City Council members Tuesday night failed to pass $2.1 million in bonds for separation payments that were included in the 2017-18 budget as an additional stream of revenue to fund the city through the end of the fiscal year that ends June 30.
Instead, the city is set to run out of money by mid-May.
Long Beach’s union of 240 CSEA workers along with all other city employees are not expecting to receive paychecks after next month, CSEA President John Mooney said.
“It was a reckless vote to shut our government down. We were explained come June, we won’t meet payroll,” Mooney said. “Our workers live check to check, and the City Council basically informed us last night there won’t be checks in June.”
All weekend bus service is being suspended beginning this weekend, and all night bus service is suspended effective Thursday, said Acting City Manager Michael Tangney on Wednesday. He also said there will be no service to Point Lookout.
“Staffing levels will be dramatically altered to account for the $2.1 million deficit,” Tangney said.
“Last night’s City Council vote has left the City with dire consequences,” he said. “It is unfortunate, but based on the failure to authorize the bond, these cuts are being made with all options on the table.”
City Council members had approved the 2017-18 budget with the plan to issue bonds to reimburse the city’s general fund for separation payments that have already been spent. The bonds were passed in lieu of what would have equated to a 7 percent tax increase last year.
Council President Anthony Eramo said potentially all part-time employees could be laid off, and the city would also review contracts of police and its 17-member paid fire department.
Eramo blamed council members John Bendo and Anissa Moore, who voted Tuesday to defeat the bond measure that required four of five votes to pass.
“Long Beach is inching closer to a crisis because two members of the council are more interested in playing politics than carrying out the business they were elected to do,” Eramo said following the meeting.
Bendo said council members received a list of 58 names at 4 p.m. Monday, including a $108,000 separation payment for accrued time to former city manager Jack Schnirman during his six-year tenure with the city. He said Schnirman’s payment called all other payments into question.

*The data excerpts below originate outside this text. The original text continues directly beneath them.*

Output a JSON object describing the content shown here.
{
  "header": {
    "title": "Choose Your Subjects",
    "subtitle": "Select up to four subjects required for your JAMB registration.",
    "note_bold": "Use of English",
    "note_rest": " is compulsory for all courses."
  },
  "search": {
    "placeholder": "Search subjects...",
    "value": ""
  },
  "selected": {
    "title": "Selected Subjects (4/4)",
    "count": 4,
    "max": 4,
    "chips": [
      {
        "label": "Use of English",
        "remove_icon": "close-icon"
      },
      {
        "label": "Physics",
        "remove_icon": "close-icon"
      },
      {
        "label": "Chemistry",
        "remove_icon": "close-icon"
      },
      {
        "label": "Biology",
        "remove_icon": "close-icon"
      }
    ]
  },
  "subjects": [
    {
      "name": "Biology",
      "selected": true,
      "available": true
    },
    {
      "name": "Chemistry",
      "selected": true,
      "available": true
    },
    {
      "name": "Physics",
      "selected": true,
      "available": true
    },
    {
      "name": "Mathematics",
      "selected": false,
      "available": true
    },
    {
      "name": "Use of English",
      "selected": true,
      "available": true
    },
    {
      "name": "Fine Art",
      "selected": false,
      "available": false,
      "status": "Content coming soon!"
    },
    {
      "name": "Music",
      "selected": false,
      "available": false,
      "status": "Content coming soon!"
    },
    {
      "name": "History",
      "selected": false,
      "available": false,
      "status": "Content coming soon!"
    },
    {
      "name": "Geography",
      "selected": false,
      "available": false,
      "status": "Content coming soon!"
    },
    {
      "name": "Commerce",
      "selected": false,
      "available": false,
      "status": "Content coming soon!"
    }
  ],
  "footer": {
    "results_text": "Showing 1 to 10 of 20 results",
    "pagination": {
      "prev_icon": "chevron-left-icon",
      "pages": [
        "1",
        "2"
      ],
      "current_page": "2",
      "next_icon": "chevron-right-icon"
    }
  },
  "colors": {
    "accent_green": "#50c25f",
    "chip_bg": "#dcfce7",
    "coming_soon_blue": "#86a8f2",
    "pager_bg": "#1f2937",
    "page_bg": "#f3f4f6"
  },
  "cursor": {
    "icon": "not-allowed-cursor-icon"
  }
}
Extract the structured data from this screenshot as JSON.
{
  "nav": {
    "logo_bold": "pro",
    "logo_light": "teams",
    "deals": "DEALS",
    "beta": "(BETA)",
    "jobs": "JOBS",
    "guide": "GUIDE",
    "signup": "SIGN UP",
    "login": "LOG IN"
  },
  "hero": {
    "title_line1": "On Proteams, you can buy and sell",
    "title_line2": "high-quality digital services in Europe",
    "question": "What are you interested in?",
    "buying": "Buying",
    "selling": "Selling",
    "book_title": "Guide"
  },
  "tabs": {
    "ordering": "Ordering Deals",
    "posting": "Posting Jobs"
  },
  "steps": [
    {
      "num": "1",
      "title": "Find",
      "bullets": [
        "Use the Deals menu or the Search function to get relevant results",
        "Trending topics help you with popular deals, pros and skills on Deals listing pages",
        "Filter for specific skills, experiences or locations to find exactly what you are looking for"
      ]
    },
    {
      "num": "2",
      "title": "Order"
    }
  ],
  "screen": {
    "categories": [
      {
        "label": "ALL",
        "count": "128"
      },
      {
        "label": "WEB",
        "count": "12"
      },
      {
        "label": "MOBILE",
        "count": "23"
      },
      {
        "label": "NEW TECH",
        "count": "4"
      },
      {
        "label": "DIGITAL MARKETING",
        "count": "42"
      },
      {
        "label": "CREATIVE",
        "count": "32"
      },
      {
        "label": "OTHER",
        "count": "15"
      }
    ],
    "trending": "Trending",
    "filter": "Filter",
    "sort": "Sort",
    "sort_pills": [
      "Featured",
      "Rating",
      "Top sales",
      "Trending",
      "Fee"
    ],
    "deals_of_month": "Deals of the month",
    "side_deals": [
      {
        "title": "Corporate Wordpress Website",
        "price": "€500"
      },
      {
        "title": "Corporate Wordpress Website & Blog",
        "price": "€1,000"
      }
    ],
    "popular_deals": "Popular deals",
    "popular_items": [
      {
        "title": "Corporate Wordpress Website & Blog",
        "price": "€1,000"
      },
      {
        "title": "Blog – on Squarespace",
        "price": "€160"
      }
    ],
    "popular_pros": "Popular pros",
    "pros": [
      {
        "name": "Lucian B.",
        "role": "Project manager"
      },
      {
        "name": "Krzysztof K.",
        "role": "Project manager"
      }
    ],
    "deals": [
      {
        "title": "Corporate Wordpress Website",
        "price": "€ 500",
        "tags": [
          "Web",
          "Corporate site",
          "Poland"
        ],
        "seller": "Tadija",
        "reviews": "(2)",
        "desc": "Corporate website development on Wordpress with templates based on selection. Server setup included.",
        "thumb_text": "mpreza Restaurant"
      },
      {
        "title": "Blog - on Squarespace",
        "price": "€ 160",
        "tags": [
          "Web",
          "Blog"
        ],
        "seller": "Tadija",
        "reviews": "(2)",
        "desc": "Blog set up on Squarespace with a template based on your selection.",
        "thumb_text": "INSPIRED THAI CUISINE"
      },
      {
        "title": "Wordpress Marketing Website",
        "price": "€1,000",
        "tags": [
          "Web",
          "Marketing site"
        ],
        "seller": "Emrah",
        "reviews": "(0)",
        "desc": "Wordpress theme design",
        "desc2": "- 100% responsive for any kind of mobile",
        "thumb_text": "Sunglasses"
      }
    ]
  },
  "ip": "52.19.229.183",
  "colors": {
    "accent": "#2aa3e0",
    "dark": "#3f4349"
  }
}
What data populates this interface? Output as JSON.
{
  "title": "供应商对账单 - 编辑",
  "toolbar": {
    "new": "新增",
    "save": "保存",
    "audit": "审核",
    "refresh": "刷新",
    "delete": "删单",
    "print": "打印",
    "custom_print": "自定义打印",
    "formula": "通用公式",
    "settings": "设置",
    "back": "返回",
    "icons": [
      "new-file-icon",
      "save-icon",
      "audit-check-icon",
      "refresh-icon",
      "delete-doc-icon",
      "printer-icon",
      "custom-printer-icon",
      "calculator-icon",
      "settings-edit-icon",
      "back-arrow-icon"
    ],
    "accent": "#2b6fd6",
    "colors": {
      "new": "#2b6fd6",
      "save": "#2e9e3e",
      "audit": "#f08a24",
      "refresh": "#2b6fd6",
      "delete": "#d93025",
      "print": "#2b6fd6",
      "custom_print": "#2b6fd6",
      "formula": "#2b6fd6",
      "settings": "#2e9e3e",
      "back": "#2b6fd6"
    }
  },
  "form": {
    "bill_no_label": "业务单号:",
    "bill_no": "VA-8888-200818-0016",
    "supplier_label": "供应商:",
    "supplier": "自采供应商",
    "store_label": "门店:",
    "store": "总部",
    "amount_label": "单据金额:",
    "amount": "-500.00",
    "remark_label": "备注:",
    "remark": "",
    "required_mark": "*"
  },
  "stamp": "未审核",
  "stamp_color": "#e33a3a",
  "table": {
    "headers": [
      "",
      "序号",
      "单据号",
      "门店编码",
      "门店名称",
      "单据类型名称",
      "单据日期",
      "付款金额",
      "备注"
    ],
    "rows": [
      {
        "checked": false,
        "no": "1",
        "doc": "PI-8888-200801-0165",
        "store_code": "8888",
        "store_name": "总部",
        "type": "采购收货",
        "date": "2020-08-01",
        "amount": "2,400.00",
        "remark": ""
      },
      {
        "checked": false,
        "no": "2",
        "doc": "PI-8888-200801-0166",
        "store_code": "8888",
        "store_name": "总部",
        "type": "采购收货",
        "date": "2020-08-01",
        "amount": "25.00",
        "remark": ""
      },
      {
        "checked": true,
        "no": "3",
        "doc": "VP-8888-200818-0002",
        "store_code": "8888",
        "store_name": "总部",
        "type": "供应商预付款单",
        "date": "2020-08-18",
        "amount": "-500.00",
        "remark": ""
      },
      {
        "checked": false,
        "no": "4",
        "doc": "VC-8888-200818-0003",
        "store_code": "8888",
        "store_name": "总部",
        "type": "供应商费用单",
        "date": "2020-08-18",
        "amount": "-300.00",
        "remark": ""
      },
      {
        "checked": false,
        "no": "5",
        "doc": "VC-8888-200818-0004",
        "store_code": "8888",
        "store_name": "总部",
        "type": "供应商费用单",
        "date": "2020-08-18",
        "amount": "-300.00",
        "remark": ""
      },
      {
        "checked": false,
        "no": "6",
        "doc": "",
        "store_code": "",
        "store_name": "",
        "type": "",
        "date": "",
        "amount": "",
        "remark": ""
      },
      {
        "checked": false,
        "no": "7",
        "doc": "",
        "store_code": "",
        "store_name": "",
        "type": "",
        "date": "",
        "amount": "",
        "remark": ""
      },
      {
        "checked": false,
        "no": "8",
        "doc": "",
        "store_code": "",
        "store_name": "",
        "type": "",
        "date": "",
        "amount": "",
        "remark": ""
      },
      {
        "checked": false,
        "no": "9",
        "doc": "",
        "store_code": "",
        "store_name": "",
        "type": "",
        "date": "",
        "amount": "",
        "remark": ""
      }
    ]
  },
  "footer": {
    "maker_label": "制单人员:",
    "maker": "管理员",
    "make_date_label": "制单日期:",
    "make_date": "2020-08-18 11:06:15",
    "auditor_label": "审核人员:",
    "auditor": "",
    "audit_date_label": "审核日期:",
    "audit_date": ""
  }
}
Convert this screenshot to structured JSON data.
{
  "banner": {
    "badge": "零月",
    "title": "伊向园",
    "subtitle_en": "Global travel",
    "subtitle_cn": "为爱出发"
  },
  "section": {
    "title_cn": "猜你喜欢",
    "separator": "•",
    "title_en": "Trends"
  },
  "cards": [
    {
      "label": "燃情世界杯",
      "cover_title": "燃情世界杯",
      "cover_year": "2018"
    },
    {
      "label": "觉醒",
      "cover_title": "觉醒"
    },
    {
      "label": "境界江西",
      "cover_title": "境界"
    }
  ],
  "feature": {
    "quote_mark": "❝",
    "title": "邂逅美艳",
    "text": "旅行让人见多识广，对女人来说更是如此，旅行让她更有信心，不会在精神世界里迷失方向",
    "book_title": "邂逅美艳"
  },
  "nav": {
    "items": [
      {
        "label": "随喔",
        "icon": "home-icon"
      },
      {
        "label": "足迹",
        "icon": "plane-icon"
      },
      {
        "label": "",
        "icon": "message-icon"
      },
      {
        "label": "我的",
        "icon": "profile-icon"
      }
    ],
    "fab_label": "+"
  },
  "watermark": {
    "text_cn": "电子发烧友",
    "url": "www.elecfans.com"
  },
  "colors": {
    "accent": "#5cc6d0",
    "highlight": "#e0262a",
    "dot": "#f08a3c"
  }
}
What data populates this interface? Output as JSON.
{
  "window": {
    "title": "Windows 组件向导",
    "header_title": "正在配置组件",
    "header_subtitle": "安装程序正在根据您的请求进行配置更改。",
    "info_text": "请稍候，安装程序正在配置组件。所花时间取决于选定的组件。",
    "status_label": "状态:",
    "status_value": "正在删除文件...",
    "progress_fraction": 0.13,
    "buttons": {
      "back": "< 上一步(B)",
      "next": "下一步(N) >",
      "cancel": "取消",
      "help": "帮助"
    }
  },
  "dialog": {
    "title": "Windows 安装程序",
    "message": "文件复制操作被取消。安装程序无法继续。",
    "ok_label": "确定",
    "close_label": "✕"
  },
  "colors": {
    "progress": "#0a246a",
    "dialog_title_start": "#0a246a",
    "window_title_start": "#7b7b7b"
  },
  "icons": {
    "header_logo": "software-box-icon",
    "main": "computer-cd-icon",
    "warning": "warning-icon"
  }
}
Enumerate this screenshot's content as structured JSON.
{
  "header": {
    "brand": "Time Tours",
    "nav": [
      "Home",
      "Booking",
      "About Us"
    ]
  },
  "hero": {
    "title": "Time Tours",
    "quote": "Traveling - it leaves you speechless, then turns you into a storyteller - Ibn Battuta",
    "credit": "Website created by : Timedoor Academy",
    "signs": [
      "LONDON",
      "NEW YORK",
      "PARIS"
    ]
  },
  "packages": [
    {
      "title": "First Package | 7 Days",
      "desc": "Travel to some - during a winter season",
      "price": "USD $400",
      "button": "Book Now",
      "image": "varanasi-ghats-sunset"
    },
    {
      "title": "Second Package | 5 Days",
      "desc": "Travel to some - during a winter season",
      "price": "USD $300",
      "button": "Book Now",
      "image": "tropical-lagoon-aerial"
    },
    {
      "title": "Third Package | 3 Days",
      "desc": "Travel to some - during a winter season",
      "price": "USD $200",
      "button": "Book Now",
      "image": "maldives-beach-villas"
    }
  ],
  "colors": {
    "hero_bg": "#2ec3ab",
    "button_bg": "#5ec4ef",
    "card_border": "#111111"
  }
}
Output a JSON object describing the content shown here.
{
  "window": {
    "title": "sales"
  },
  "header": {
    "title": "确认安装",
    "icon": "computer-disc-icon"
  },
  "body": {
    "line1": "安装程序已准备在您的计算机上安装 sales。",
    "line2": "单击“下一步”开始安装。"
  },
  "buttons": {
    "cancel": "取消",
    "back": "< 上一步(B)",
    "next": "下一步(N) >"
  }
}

“This situation wasn’t created by a single vote, but years of fiscal mismanagement. My goal is to get the city on a fiscally sustainable track for both our residents and workers,” Bendo said.
Moore said she did not have evidence that the city was heading toward a shutdown or layoffs. She said with her vote, she “intended to rebuild city government.”
“I’m calling for financial reform and I can’t confirm or deny what our fiscal situation is, because I’ve been lied to about the fiscal situation in Long Beach,” Moore said.
While saying “the city will find other options,” she also said, “I don’t know what we’re going to do.”